A representatividade LGBTQIA+ no audiovisual vem aumentado gradativamente, embora o cinema queer exista desde o século 19 de maneira velada. Entre 1894 e 1895, William Dickson produziu o curta-metragem “The Dickson Experimental Sound Film”, que acompanhava dois homens dançando com uma música sendo tocada ao vivo por um violinista.
Com isso, várias outras obras foram surgindo, mesmo que com uma representação LGBTQI+, mais singela e comportada para o período, pois havia uma maior censura e a sociedade não estava preparada. Tanto que cenas com nudez, sexo e outras obscenidades também eram censuradas, independentemente de serem queer ou não.
Entretanto, nos anos 90, o cinema queer ganha mais força com filmes como “Paris is Burning” (1991), “Looking for Langston” (1989) e Poison (1991). No Brasil, o mesmo ocorre, o primeiro filme com a temática queer aparece em 1967 com a obra “O Menino e o Vento” e ganha força nos anos seguintes.

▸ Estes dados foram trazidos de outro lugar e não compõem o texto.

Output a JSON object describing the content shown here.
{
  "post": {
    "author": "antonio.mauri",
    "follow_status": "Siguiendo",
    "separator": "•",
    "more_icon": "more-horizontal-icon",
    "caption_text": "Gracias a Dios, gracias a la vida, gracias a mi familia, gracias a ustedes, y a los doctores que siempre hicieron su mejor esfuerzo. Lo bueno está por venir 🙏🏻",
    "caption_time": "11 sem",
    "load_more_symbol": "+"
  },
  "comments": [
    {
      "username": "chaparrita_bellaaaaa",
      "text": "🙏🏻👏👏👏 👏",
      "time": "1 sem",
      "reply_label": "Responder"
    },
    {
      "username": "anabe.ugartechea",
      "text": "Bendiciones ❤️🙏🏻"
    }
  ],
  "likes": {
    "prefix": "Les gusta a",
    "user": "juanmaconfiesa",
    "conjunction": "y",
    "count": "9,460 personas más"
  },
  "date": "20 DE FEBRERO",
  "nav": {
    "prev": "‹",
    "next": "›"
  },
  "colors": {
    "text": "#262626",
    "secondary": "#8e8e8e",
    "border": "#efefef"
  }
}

Todavia, a maioria das produções audiovisuais que buscam representar a comunidade LGBTQIA+ de maneira mais plural, segue presente em um contexto independente dentro do cinema. Isso porque, as produções do mainstream ainda são centradas em homens gays brancos, ou com personagens gays femininos e caricatos, servindo como alívio cômico. Já quando o foco passa para um casal lésbico, existe uma grande sexualização das protagonistas.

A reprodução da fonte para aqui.